Previous Works
Prior to the creation of Deep Note, several other works made use of similar techniques of frequency spread.
In their book Analog Days, Trevor Pinch and Frank Trocco point to the track "Spaced," from the 1970 Beaver & Krause album In a Wild Sanctuary as the source for Deep Note. They quote synthesizer builder Tom Oberheim as saying the original analog form is much richer than the "digital perfection" used in movie theatres.
Other similar predecessors include:
- Iannis Xenakis' piece Metastaseis (1955), which contains a very similar effect in the first minute that begins on a single tone and slowly spreads into a tone cluster.
- The Beatles' 1967 song "A Day in the Life," which concludes with "an orchestral crescendo," climbing in a free-form manner before stopping at a single high note, followed after a pause by a single crashing piano chord.
- Styx's 1974 song "Krakatoa," which features the spread tone.

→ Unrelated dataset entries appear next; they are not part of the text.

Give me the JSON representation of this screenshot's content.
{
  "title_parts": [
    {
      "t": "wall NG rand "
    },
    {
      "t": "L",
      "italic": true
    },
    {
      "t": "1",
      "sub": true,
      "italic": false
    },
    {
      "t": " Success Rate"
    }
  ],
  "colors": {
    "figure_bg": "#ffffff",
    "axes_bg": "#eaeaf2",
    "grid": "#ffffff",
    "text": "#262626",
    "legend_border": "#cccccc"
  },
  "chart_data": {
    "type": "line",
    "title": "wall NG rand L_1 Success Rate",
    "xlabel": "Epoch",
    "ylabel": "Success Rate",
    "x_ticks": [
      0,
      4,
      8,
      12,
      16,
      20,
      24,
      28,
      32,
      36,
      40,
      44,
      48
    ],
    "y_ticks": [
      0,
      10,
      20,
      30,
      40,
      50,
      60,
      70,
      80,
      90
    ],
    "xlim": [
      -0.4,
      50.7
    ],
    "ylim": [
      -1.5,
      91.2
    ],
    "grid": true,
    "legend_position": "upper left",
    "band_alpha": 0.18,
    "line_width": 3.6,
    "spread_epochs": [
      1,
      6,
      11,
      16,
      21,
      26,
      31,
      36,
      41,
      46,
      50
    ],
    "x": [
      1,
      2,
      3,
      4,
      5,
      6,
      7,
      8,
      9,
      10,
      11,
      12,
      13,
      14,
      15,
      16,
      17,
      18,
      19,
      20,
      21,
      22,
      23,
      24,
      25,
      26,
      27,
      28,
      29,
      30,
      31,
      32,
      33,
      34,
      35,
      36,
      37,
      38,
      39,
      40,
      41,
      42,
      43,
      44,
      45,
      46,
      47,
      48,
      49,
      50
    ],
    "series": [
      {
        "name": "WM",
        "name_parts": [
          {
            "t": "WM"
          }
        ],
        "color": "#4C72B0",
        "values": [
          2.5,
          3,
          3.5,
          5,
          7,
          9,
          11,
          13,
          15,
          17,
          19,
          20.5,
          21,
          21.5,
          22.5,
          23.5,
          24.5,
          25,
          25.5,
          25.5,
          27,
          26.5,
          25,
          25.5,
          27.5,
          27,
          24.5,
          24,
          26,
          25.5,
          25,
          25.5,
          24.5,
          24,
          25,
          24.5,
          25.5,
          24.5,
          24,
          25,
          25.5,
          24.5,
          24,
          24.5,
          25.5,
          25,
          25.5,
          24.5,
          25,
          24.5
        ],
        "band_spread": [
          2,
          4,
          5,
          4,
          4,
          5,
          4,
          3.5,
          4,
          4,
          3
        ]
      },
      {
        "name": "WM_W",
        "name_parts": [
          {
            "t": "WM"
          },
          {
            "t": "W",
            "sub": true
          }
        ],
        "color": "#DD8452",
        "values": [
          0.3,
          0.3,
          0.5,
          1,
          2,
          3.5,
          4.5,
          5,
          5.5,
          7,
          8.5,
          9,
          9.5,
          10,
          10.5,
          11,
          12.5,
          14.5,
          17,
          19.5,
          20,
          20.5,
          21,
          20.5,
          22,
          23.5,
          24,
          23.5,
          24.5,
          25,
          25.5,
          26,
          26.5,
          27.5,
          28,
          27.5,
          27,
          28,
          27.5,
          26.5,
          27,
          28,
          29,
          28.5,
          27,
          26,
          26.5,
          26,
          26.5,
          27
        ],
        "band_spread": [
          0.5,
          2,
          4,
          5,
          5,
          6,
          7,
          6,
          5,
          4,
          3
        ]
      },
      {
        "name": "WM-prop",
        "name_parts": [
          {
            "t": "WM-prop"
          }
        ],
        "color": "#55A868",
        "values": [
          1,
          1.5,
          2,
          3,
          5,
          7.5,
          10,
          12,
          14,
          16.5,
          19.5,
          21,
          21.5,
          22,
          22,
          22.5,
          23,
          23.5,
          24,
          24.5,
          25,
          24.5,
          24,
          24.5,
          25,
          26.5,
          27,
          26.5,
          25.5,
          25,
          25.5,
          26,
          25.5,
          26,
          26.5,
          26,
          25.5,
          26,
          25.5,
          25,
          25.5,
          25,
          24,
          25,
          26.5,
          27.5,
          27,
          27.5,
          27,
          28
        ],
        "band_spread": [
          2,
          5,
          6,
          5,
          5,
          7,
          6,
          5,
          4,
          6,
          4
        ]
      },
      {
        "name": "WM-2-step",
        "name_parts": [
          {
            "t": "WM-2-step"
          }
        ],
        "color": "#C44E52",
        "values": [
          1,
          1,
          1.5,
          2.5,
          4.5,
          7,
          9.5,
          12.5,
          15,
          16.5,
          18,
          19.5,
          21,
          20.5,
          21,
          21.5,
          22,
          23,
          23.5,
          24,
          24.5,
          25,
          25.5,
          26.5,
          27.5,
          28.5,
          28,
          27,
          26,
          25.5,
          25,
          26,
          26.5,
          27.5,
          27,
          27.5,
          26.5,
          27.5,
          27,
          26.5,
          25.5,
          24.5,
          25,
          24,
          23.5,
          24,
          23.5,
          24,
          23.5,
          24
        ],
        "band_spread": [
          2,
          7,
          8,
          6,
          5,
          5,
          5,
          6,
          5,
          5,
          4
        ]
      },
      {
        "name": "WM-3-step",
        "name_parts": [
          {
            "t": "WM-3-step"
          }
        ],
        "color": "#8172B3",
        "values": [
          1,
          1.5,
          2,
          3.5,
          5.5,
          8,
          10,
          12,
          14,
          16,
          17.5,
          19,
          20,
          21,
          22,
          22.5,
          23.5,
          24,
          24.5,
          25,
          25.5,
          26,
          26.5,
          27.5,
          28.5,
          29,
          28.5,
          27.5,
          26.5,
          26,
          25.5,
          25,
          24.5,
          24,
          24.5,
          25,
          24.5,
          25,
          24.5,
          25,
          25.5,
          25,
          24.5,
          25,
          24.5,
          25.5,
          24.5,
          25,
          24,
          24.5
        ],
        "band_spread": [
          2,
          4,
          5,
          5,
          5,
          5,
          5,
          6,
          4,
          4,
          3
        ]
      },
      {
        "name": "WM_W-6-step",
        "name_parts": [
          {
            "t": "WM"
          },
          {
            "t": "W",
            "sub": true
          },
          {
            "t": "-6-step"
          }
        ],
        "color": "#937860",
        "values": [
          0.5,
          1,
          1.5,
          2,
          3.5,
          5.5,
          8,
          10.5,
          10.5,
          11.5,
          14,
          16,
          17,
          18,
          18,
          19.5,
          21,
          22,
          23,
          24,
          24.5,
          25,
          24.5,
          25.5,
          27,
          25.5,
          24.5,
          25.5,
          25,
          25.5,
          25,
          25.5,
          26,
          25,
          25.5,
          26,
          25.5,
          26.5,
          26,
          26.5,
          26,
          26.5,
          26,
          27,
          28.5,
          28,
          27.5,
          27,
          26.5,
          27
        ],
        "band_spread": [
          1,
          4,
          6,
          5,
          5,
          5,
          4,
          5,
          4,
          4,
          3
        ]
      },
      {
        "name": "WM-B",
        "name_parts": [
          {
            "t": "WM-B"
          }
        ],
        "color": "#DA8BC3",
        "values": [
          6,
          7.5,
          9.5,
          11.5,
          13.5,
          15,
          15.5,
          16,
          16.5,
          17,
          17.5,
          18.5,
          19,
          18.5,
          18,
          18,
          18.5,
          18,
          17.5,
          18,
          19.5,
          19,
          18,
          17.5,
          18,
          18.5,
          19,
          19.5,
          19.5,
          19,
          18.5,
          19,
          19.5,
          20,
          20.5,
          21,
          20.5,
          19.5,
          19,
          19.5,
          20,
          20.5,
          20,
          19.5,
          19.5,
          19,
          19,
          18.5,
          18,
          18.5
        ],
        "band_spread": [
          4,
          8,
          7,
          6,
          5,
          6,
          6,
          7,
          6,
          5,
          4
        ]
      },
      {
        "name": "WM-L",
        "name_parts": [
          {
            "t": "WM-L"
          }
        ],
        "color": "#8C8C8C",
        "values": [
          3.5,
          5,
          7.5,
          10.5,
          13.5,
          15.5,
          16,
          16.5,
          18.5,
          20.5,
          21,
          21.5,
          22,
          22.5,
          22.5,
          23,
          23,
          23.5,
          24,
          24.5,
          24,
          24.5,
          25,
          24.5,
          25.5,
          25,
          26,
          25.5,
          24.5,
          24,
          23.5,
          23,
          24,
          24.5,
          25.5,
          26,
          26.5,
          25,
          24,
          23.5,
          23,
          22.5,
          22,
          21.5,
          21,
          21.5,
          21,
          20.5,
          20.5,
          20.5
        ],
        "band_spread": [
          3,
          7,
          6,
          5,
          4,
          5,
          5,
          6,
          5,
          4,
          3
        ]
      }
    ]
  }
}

- Yellow Magic Orchestra's 1981 track "Loom," with an upward slow glissando to crescendo at the beginning. A similar sound appeared in Yellow Magic Orchestra member Haruomi Hosono's earlier 1978 album Cochin Moon. Both versions were synthesized.
- A similar effect is used several times in the 1979 version of When a Stranger Calls.
- A similar effect appears on the track Something's Moving of Michael Stearns' 1981 album Planetary Unfolding.
- A similar sound was created for use in the 1979 horror film Phantasm. The sound was used for the "Dimensional Fork," a vibration which supposedly created a rift in time and space. The same sound appeared in the sequel, Phantasm II and was used, along with other sounds created in the third movie, in Phantasm IV: Oblivion.